Italian Grand Prix 2009 Preview

3 Mins read

The Italian Grand Prix at Monza is arguably one of the most highly anticipated and exciting races of each season, and thanks to certain driver changes and other recent events, this year is set to be no exception. On and off the track.

Of course, most of the media attention will be on Giancarlo Fisichella taking his Ferrari bow in front of his home fans, however the unique challenges of the track may lead to some more shuffling of the pack. The same shuffling that made the Belgian Grand Prix so memorable.

With the cars in the lowest downforce trim of the year the teams will be searching for the best set up, just as they were in Belgium. Force India expect to be strong again, with Tonio Liuzzi – returning to the grid in place of Fisichella – hoping to be immediately on the pace after a successful straight line test in the UK, where they ran the car in Monza spec, and allowed Liuzzi time to get used to the car's systems.

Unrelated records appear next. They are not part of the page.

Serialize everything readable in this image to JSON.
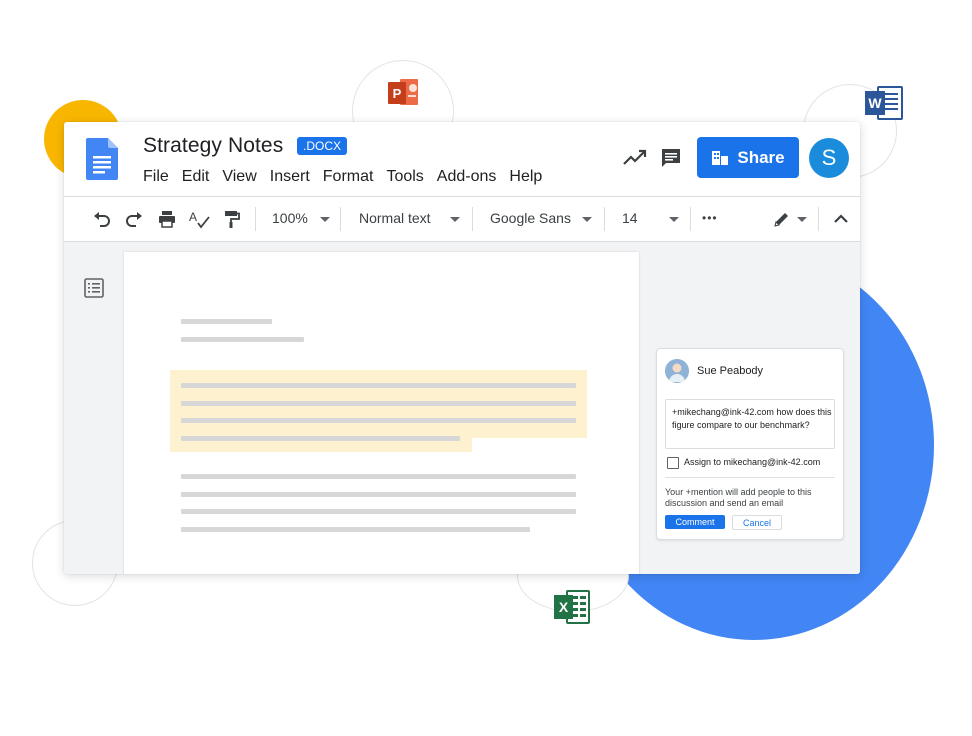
{
  "document": {
    "title": "Strategy Notes",
    "format_badge": ".DOCX"
  },
  "menu": [
    "File",
    "Edit",
    "View",
    "Insert",
    "Format",
    "Tools",
    "Add-ons",
    "Help"
  ],
  "header": {
    "share_label": "Share",
    "avatar_initial": "S"
  },
  "toolbar": {
    "zoom": "100%",
    "style": "Normal text",
    "font": "Google Sans",
    "font_size": "14",
    "more": "•••"
  },
  "comment": {
    "author": "Sue Peabody",
    "text": "+mikechang@ink-42.com how does this figure compare to our benchmark?",
    "assign_label": "Assign to mikechang@ink-42.com",
    "note": "Your +mention will add people to this discussion and send an email",
    "comment_button": "Comment",
    "cancel_button": "Cancel"
  },
  "colors": {
    "accent": "#1a73e8",
    "highlight": "#fdf1cf",
    "yellow": "#f9b600",
    "blob": "#4285f4"
  },
  "icons": [
    "docs-icon",
    "trending-icon",
    "comment-icon",
    "share-people-icon",
    "undo-icon",
    "redo-icon",
    "print-icon",
    "spellcheck-icon",
    "paint-format-icon",
    "pencil-icon",
    "collapse-icon",
    "outline-icon",
    "powerpoint-icon",
    "word-icon",
    "excel-icon"
  ]
}
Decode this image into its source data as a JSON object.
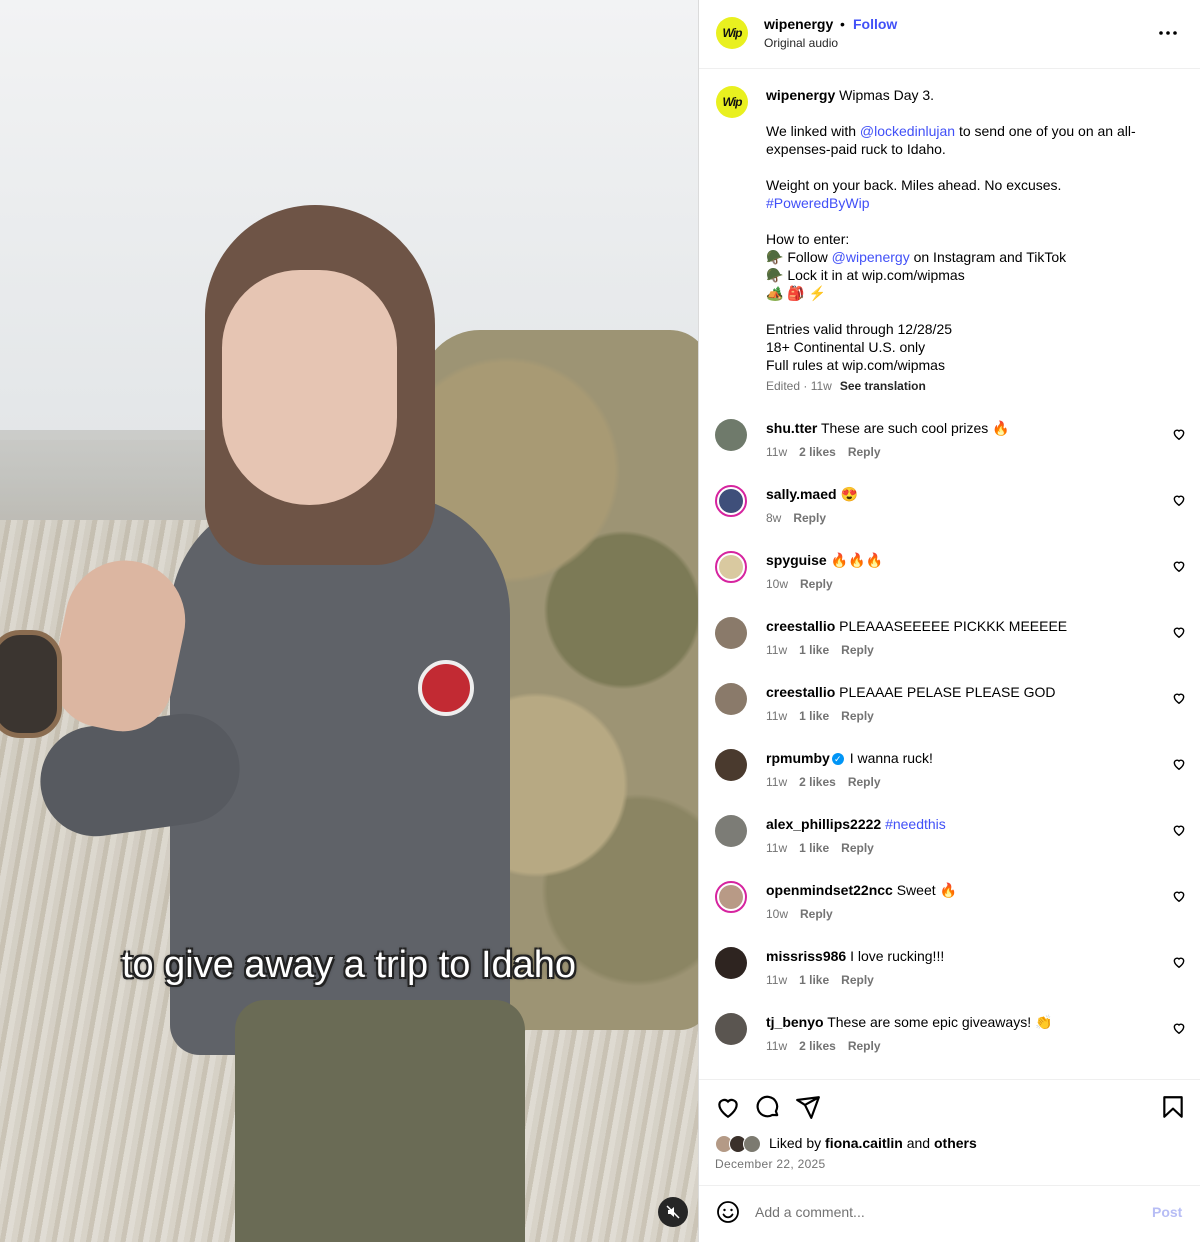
{
  "post": {
    "username": "wipenergy",
    "dot": "•",
    "follow": "Follow",
    "audio": "Original audio",
    "logo_text": "Wip",
    "video_caption": "to give away a trip to Idaho",
    "more_icon": "more-icon"
  },
  "caption": {
    "username": "wipenergy",
    "line1": " Wipmas Day 3.",
    "p2_a": "We linked with ",
    "p2_mention": "@lockedinlujan",
    "p2_b": " to send one of you on an all-expenses-paid ruck to Idaho.",
    "p3": "Weight on your back. Miles ahead. No excuses.",
    "p3_hashtag": "#PoweredByWip",
    "p4_title": "How to enter:",
    "p4_a": "🪖 Follow ",
    "p4_mention": "@wipenergy",
    "p4_b": " on Instagram and TikTok",
    "p4_c": "🪖 Lock it in at wip.com/wipmas",
    "p4_d": "🏕️ 🎒 ⚡",
    "p5_a": "Entries valid through 12/28/25",
    "p5_b": "18+ Continental U.S. only",
    "p5_c": "Full rules at wip.com/wipmas",
    "edited": "Edited · 11w",
    "see_translation": "See translation"
  },
  "comments": [
    {
      "user": "shu.tter",
      "text": "These are such cool prizes 🔥",
      "age": "11w",
      "likes": "2 likes",
      "reply": "Reply",
      "color": "#6f7a6b"
    },
    {
      "user": "sally.maed",
      "text": "😍",
      "age": "8w",
      "likes": "",
      "reply": "Reply",
      "color": "#3f4f7a"
    },
    {
      "user": "spyguise",
      "text": "🔥🔥🔥",
      "age": "10w",
      "likes": "",
      "reply": "Reply",
      "color": "#d9c9a0"
    },
    {
      "user": "creestallio",
      "text": "PLEAAASEEEEE PICKKK MEEEEE",
      "age": "11w",
      "likes": "1 like",
      "reply": "Reply",
      "color": "#8a7a6a"
    },
    {
      "user": "creestallio",
      "text": "PLEAAAE PELASE PLEASE GOD",
      "age": "11w",
      "likes": "1 like",
      "reply": "Reply",
      "color": "#8a7a6a"
    },
    {
      "user": "rpmumby",
      "text": "I wanna ruck!",
      "age": "11w",
      "likes": "2 likes",
      "reply": "Reply",
      "color": "#4a3a2e"
    },
    {
      "user": "alex_phillips2222",
      "text": "#needthis",
      "age": "11w",
      "likes": "1 like",
      "reply": "Reply",
      "color": "#7c7c76"
    },
    {
      "user": "openmindset22ncc",
      "text": "Sweet 🔥",
      "age": "10w",
      "likes": "",
      "reply": "Reply",
      "color": "#b89a86"
    },
    {
      "user": "missriss986",
      "text": "I love rucking!!!",
      "age": "11w",
      "likes": "1 like",
      "reply": "Reply",
      "color": "#2e2420"
    },
    {
      "user": "tj_benyo",
      "text": "These are some epic giveaways! 👏",
      "age": "11w",
      "likes": "2 likes",
      "reply": "Reply",
      "color": "#5a5550"
    }
  ],
  "footer": {
    "liked_prefix": "Liked by ",
    "liked_user": "fiona.caitlin",
    "liked_and": " and ",
    "liked_others": "others",
    "date": "December 22, 2025",
    "add_placeholder": "Add a comment...",
    "post": "Post"
  }
}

The other team that may surprise are Renault, racing under a cloud as the FIA investigate Alonso's Singapore victory, who have brought back KERS, which they last used in Barcelona. Pat Symonds, the team's technical director has described just how much of an advantage they expect it to be, with the additional horsepower from the electric unit giving 15m advantage off the start and quarter of a second per lap.

If these figures are true then it may be the quickly improving McLaren or Ferrari, the only teams who have retained the use of KERS all season, who dominate the weekend. Team boss Ross Brawn expects the KERS teams to be very strong, but also hopes the strong Mercedes powerplant will allow his title chasing drivers to have a strong weekend on a track he describes as “power-sensitive”.

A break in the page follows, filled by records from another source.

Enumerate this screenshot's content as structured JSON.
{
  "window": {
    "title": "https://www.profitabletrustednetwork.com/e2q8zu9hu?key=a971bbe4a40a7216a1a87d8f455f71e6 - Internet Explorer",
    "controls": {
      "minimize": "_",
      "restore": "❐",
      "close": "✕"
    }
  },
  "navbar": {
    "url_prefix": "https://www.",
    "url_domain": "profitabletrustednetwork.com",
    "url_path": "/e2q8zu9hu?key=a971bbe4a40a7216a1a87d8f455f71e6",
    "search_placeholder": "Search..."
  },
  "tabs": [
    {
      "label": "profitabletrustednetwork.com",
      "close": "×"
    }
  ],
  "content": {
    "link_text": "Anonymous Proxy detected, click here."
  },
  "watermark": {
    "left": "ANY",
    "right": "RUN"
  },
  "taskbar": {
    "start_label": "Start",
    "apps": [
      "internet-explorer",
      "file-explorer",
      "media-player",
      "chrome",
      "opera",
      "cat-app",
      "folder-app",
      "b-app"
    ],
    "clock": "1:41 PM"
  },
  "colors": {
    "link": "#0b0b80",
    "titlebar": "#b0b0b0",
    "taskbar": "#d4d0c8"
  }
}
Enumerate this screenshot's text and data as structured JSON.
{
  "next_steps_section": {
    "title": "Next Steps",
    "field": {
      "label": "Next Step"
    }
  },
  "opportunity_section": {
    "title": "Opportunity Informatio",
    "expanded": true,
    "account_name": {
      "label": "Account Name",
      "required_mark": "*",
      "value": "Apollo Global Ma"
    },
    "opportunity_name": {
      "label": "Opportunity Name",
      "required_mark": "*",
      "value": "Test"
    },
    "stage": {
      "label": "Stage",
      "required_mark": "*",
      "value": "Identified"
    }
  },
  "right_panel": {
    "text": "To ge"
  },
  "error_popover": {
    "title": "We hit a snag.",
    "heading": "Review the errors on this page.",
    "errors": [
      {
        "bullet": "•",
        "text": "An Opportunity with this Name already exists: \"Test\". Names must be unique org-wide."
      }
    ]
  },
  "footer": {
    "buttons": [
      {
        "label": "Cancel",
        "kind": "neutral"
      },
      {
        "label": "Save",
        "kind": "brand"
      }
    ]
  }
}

However, the very nature of Monza that makes it so suited to KERS, with long fast straights leading to tight chicanes present a very different challenge. The track is very on engine use, almost 70% of the lap is under full throttle, also straining at the tyres, which can rotate at 50 times a second.

Then the tyres face a dual assault from the corners. First the heavy braking into the Rettifilo and Roggia chicanes, then the lateral loads from the long, fast right handers of Curva Grande and Parabolica. All of this has tyre manufacturer Bridgestone predicting tyre management to be a crucial part of the race, as it was in Spa where the same combination of the soft and medium tyres were available, and with tyre use being on area where championship rivals Red Bull and Brawn have differed this year Monza could easily be another important chapter.

Then there are the unknown variables. Chief amongst these are the chicanes themselves, contact, especially in the congested opening laps on a race, is almost a certainty at Monza. The chances of a first corner accident are perhaps even higher with the inclusion of KERS increasing potential speed differential, and the additional of higher kerbs on the corners aimed at discouraging drivers from cutting the chicane.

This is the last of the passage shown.